Plus que deux notions et nous passons au concret (Courage !) Effectivement, nous venons de déterminer les limites admissibles que ce soit par la loi ou par l’appareil lui-même mais une limite n’est pas une valeur réelle. C’est simplement une barrière à ne pas dépasser. Pour connaître la masse réelle d’un ULM il faut se référer dans un premier temps à la documentation du constructeur : c’est ce que l’on appelle : la masse à vide de référence. Il faut bien comprendre que la masse d’un ULM à vide va indéniablement jouer sur sa capacité d’emport. Plus l’ULM sera léger, plus il y aura possibilité d’y entasser des pilotes, des bagages et du carburant. C’est donc un critère commercial très important et les constructeurs l’ont bien compris ! Ont-ils le droit d’annoncer n’importe quoi ? non ! un peu? non ! non ! et non !! La loi leur impose que la masse à vide de référence soit établie sur un ULM en état de vol et que cette configuration soit facilement reproductible.

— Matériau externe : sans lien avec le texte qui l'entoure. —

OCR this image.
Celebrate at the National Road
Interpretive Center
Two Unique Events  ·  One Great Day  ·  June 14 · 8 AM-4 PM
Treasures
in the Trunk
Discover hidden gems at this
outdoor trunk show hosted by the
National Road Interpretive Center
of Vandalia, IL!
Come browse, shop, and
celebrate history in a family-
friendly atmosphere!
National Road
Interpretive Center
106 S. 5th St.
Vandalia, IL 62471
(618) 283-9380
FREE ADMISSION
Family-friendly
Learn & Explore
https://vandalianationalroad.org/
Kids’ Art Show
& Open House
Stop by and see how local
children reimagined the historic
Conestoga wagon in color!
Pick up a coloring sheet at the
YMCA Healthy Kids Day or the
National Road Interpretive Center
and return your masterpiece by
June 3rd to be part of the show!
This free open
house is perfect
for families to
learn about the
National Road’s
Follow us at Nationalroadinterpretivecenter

C’est tout ? Bah ouais…. Qu’est-ce qu’un état de vol…. Qu’est-ce que la facilité… telle est la question. C’est la seule phrase présente dans l’arrêté à ce sujet. ce ne sont que des mots sans valeurs et soumis à interprétation. Et croyez moi, de l’interprétation et de l’imagination, nos constructeurs n’en manquent pas ! Globalement, ils épurent la machine. On enlève tout ce qui n’est pas indispensable, les instruments ? au minimum. Les doubles commandes ? non monsieur, Les portes ? On enlève. Les ailes ? On enle… Ah non, les ailes on garde, on est obligé… Vous conviendrez aisément que cette notion de masse à vide de référence ne vous sera d’aucune utilité. Elle n’existe que pour embellir les brochures commerciales et c’est pour cela qu’il est obligatoire et impératif, à l’acquisition d’un ULM neuf ou d’occasion d’obtenir une fiche de pesée qui atteste du véritable poids de l’appareil. C’est ce que l’on appelle tout simplement la masse à vide et vous me croirez ou non mais c’est la seule valeur qui n’est pas présente sur la fiche d’identification d’un ULM…

Quelle solution pour ôter tous nos doutes sur le sujet ?

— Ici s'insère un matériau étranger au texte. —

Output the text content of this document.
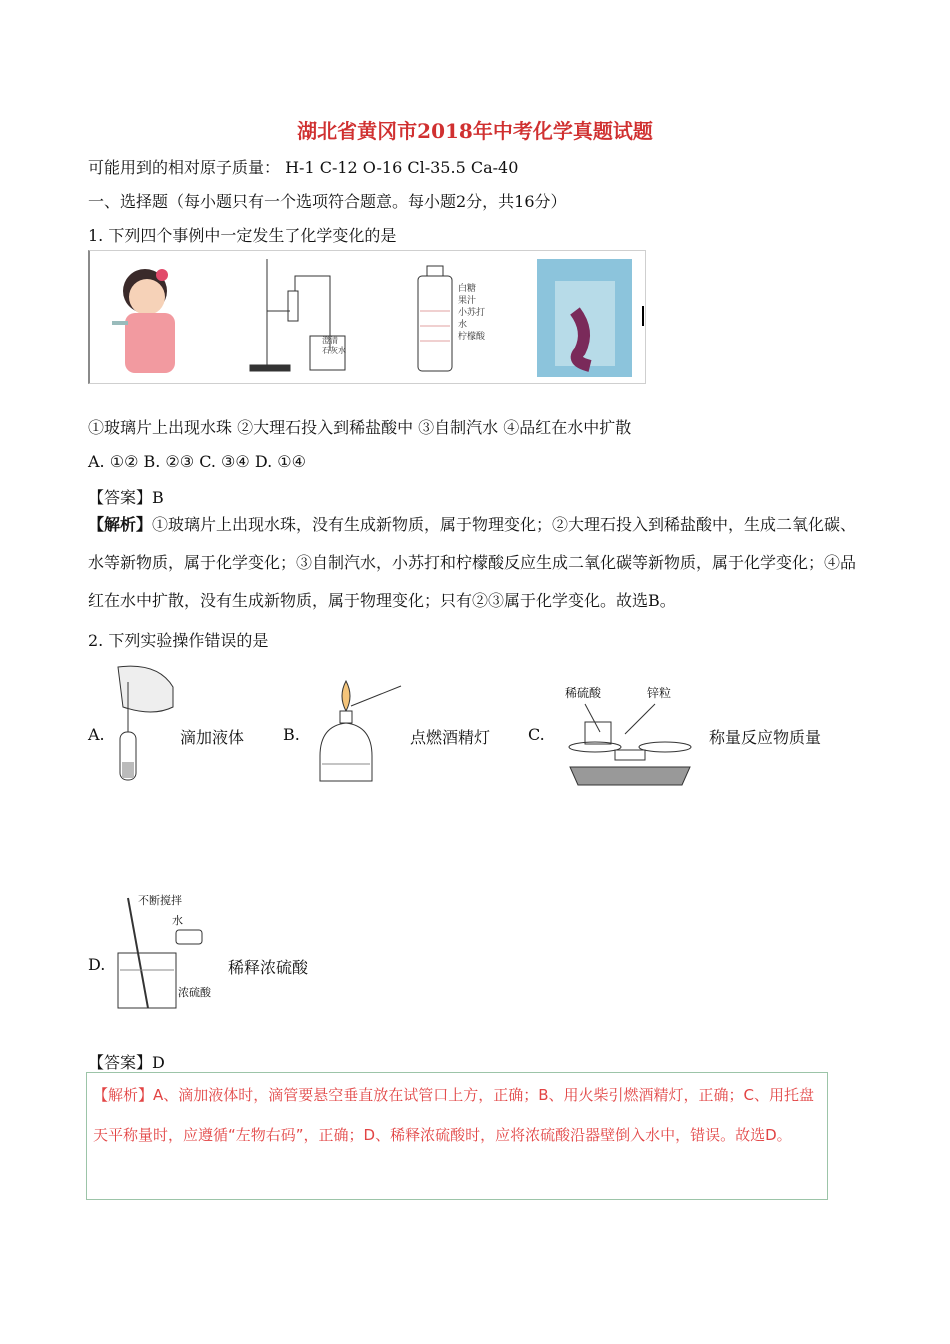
湖北省黄冈市2018年中考化学真题试题
可能用到的相对原子质量： H-1 C-12 O-16 Cl-35.5 Ca-40
一、选择题（每小题只有一个选项符合题意。每小题2分，共16分）
1. 下列四个事例中一定发生了化学变化的是
澄清
石灰水
白糖
果汁
小苏打
水
柠檬酸
①玻璃片上出现水珠 ②大理石投入到稀盐酸中 ③自制汽水 ④品红在水中扩散
A. ①② B. ②③ C. ③④ D. ①④
【答案】B
【解析】①玻璃片上出现水珠，没有生成新物质，属于物理变化；②大理石投入到稀盐酸中，生成二氧化碳、水等新物质，属于化学变化；③自制汽水，小苏打和柠檬酸反应生成二氧化碳等新物质，属于化学变化；④品红在水中扩散，没有生成新物质，属于物理变化；只有②③属于化学变化。故选B。
2. 下列实验操作错误的是
A.	滴加液体 B.	点燃酒精灯 C.
稀硫酸	锌粒
称量反应物质量
D.
不断搅拌
水
浓硫酸
稀释浓硫酸
【答案】D
【解析】A、滴加液体时，滴管要悬空垂直放在试管口上方，正确；B、用火柴引燃酒精灯，正确；C、用托盘天平称量时，应遵循“左物右码”，正确；D、稀释浓硫酸时，应将浓硫酸沿器壁倒入水中，错误。故选D。
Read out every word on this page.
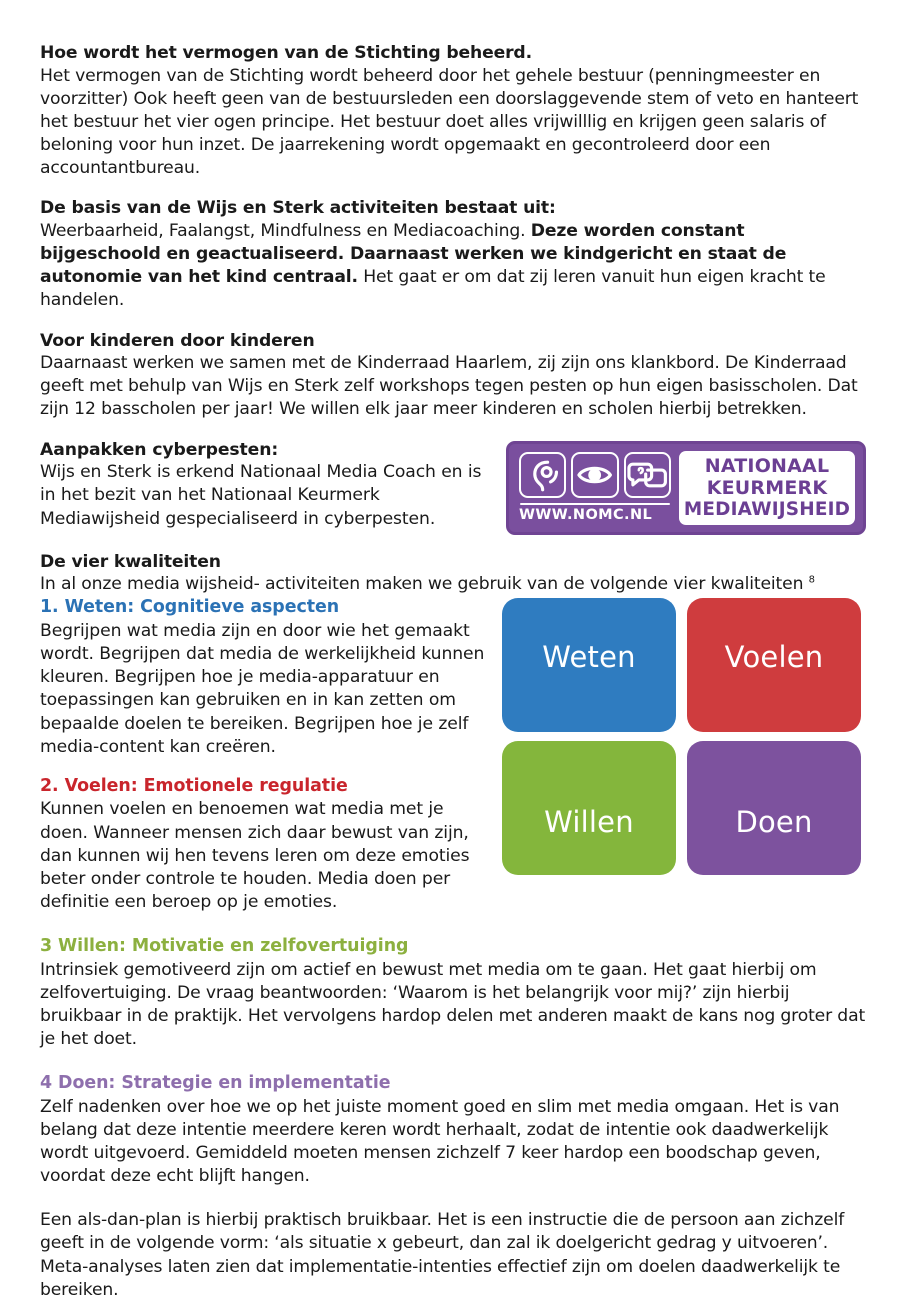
Hoe wordt het vermogen van de Stichting beheerd.

Het vermogen van de Stichting wordt beheerd door het gehele bestuur (penningmeester en voorzitter) Ook heeft geen van de bestuursleden een doorslaggevende stem of veto en hanteert het bestuur het vier ogen principe. Het bestuur doet alles vrijwilllig en krijgen geen salaris of beloning voor hun inzet. De jaarrekening wordt opgemaakt en gecontroleerd door een accountantbureau.

De basis van de Wijs en Sterk activiteiten bestaat uit:

Weerbaarheid, Faalangst, Mindfulness en Mediacoaching. Deze worden constant bijgeschoold en geactualiseerd. Daarnaast werken we kindgericht en staat de autonomie van het kind centraal. Het gaat er om dat zij leren vanuit hun eigen kracht te handelen.

Voor kinderen door kinderen

Daarnaast werken we samen met de Kinderraad Haarlem, zij zijn ons klankbord. De Kinderraad geeft met behulp van Wijs en Sterk zelf workshops tegen pesten op hun eigen basisscholen. Dat zijn 12 basscholen per jaar! We willen elk jaar meer kinderen en scholen hierbij betrekken.

WWW.NOMC.NL
NATIONAAL
KEURMERK
MEDIAWIJSHEID

Aanpakken cyberpesten:

Wijs en Sterk is erkend Nationaal Media Coach en is in het bezit van het Nationaal Keurmerk Mediawijsheid gespecialiseerd in cyberpesten.

De vier kwaliteiten

In al onze media wijsheid- activiteiten maken we gebruik van de volgende vier kwaliteiten $^8$

Weten	Voelen
Willen	Doen

1. Weten: Cognitieve aspecten

Begrijpen wat media zijn en door wie het gemaakt wordt. Begrijpen dat media de werkelijkheid kunnen kleuren. Begrijpen hoe je media-apparatuur en toepassingen kan gebruiken en in kan zetten om bepaalde doelen te bereiken. Begrijpen hoe je zelf media-content kan creëren.

2. Voelen: Emotionele regulatie

Kunnen voelen en benoemen wat media met je doen. Wanneer mensen zich daar bewust van zijn, dan kunnen wij hen tevens leren om deze emoties beter onder controle te houden. Media doen per definitie een beroep op je emoties.

3 Willen: Motivatie en zelfovertuiging

Intrinsiek gemotiveerd zijn om actief en bewust met media om te gaan. Het gaat hierbij om zelfovertuiging. De vraag beantwoorden: ‘Waarom is het belangrijk voor mij?’ zijn hierbij bruikbaar in de praktijk. Het vervolgens hardop delen met anderen maakt de kans nog groter dat je het doet.

4 Doen: Strategie en implementatie

Zelf nadenken over hoe we op het juiste moment goed en slim met media omgaan. Het is van belang dat deze intentie meerdere keren wordt herhaalt, zodat de intentie ook daadwerkelijk wordt uitgevoerd. Gemiddeld moeten mensen zichzelf 7 keer hardop een boodschap geven, voordat deze echt blijft hangen.

Een als-dan-plan is hierbij praktisch bruikbaar. Het is een instructie die de persoon aan zichzelf geeft in de volgende vorm: ‘als situatie x gebeurt, dan zal ik doelgericht gedrag y uitvoeren’. Meta-analyses laten zien dat implementatie-intenties effectief zijn om doelen daadwerkelijk te bereiken.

Et bien, chers lecteurs, nous n’avons pas beaucoup d’options. Si vous avez un doute sur ces mesures, il faut passer à la balance ! Théoriquement, vous devez avoir, dans le classeur dédié à votre ULM (Oui, le gros, généralement noir ou rouge, dans lequels s’entasse tout plein de feuilles souvent plus volantes que l’ulm lui même…) une fiche de pesée qui vous a été remise au moment de l’aquisition de ce dernier. Vous ne la retrouvez pas ? Vous avez un doute sur les valeurs annoncées ? N’hésitez pas à réaliser l’expérience vous-même

Pour ce faire, vous trouverez sur le site : ecologie.gouv.fr, après avoir navigué dans une multitude de sous-menus (au plus simple : recherche Google = ULM Démarche pour les particuliers) la liste des documents applicables (mise à jour) concernant la réglementation ULM. Dans les formulaires associés, vous y trouverez le R8-ULM-F202 : Fiche de pesée. Le cas d’aujourd’hui, pour illustrer notre article, sera un autogire toujours sous la réglementation antérieure à 2019, sans parachute et sans flotteurs. Au moment de la pesée, l’autogire contient 15 litres de carburant.

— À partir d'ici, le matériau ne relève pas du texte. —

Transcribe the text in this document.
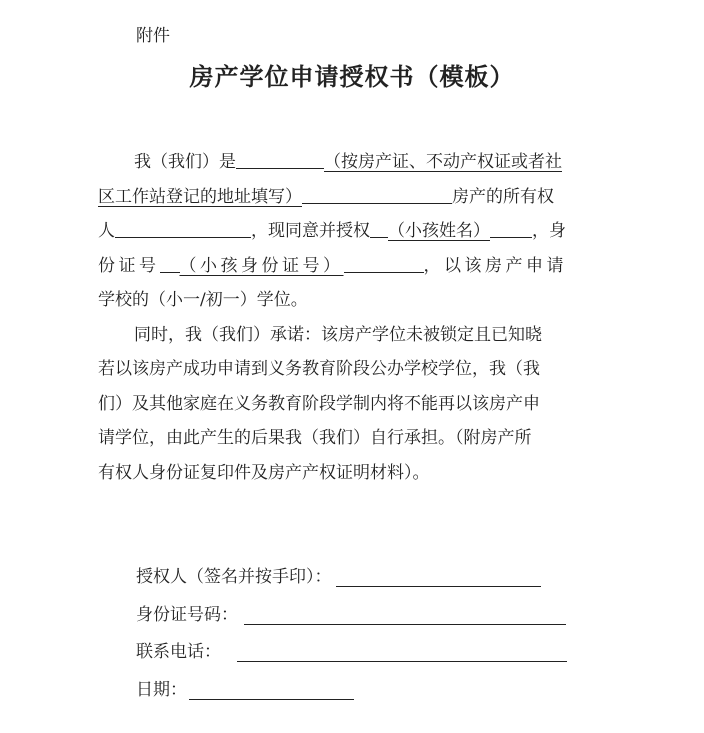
附件
房产学位申请授权书（模板）
我（我们）是	（按房产证、不动产权证或者社
区工作站登记的地址填写）	房产的所有权
人	，现同意并授权 （小孩姓名） ，身
份证号 （小孩身份证号）	，以该房产申请
学校的（小一/初一）学位。
同时，我（我们）承诺：该房产学位未被锁定且已知晓
若以该房产成功申请到义务教育阶段公办学校学位，我（我
们）及其他家庭在义务教育阶段学制内将不能再以该房产申
请学位，由此产生的后果我（我们）自行承担。（附房产所
有权人身份证复印件及房产产权证明材料）。
授权人（签名并按手印）：
身份证号码：
联系电话：
日期：
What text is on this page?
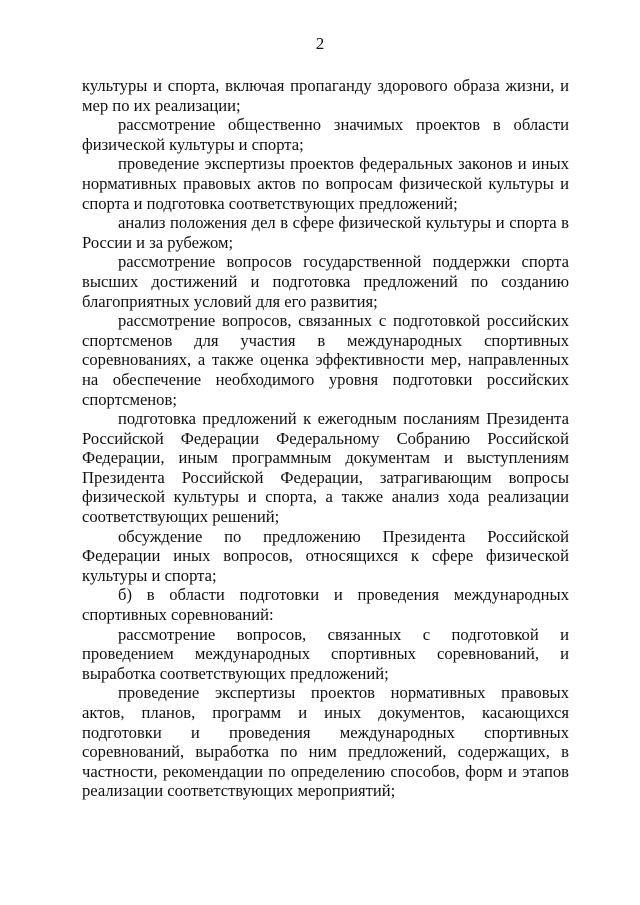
2

культуры и спорта, включая пропаганду здорового образа жизни, и мер по их реализации;

рассмотрение общественно значимых проектов в области физической культуры и спорта;

проведение экспертизы проектов федеральных законов и иных нормативных правовых актов по вопросам физической культуры и спорта и подготовка соответствующих предложений;

анализ положения дел в сфере физической культуры и спорта в России и за рубежом;

рассмотрение вопросов государственной поддержки спорта высших достижений и подготовка предложений по созданию благоприятных условий для его развития;

рассмотрение вопросов, связанных с подготовкой российских спортсменов для участия в международных спортивных соревнованиях, а также оценка эффективности мер, направленных на обеспечение необходимого уровня подготовки российских спортсменов;

подготовка предложений к ежегодным посланиям Президента Российской Федерации Федеральному Собранию Российской Федерации, иным программным документам и выступлениям Президента Российской Федерации, затрагивающим вопросы физической культуры и спорта, а также анализ хода реализации соответствующих решений;

обсуждение по предложению Президента Российской Федерации иных вопросов, относящихся к сфере физической культуры и спорта;

б) в области подготовки и проведения международных спортивных соревнований:

рассмотрение вопросов, связанных с подготовкой и проведением международных спортивных соревнований, и выработка соответствующих предложений;

проведение экспертизы проектов нормативных правовых актов, планов, программ и иных документов, касающихся подготовки и проведения международных спортивных соревнований, выработка по ним предложений, содержащих, в частности, рекомендации по определению способов, форм и этапов реализации соответствующих мероприятий;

Les documents nécessaires à l’opération sont principalement : La fiche de pesée, la carte d’identification, la fiche d’identification et le manuel de vol.

La carte d’identification n’est utile qu’à vérifier si le code d’identification est bien celui de la fiche d’identification associée. (Croyez-moi, celle-là m’a autant coûté à l’écriture que vous à la lecture) Nous pouvons alors extraire de la fiche, les informations utiles : Masse à vide maximale et Masse maximale.

Enfin, le manuel de vol nous indiquera la quantité inutilisable de carburant de l’ULM. C’est la quantité qui restera dans l’appareil même après vidange des réservoirs (l’essence présente dans le circuit, dans le filtre, etc..) . Cette quantité a une masse qui fait partie intégrante de la masse à vide de l’appareil.

Dans notre cas : 1,5 L de carburant soit 1,5 x 0,7 = 1,05 kg

La Pesée

A ce moment de l’opération, il faut être équipé de trois balances (une par roue) de taille et de capacité suffisantes pour accueillir l’ULM. Si vous ne disposez pas de ce type de matériel, rapprochez vous d’un club ou d’un atelier de maintenance. (J’en connais un en Vendée qui se fera une joie de vous aider…

Préparez la machine à la pesée. Otez tout effet personnel (casque, papiers, sacoches, support téléphone, etc…) et évaluez, le plus précisément possible, la quantité de carburant présente dans la machine.

L’idéal étant de vidanger complètement les réservoirs.

Après remise à zéro de l’appareil de mesure, montez la machine et additionnez les résultats obtenus.


Partons gratter du papier….

La fiche de pesée est relativement bien faite et ne comporte pas de piège ou de difficultés notables. Il y a juste à suivre son déroulement. C’est parti !

Une fois ce résultat obtenu, nous pouvons contrôler deux points. Premièrement, la masse vide de l’autogire (267,35 Kg) est bien inférieure à la masse à vide maximale annoncée par le constructeur ( 284 Kg). Deuxièmement, il est maintenant aisé de calculer notre capacité d’emport réelle qui est de 182,65 Kg

J’espère que ce dossier de poids vous aura permis d’y voir un peu plus clair dans ces notions de masses. En espérant sincèrement ne pas avoir été trop lourd…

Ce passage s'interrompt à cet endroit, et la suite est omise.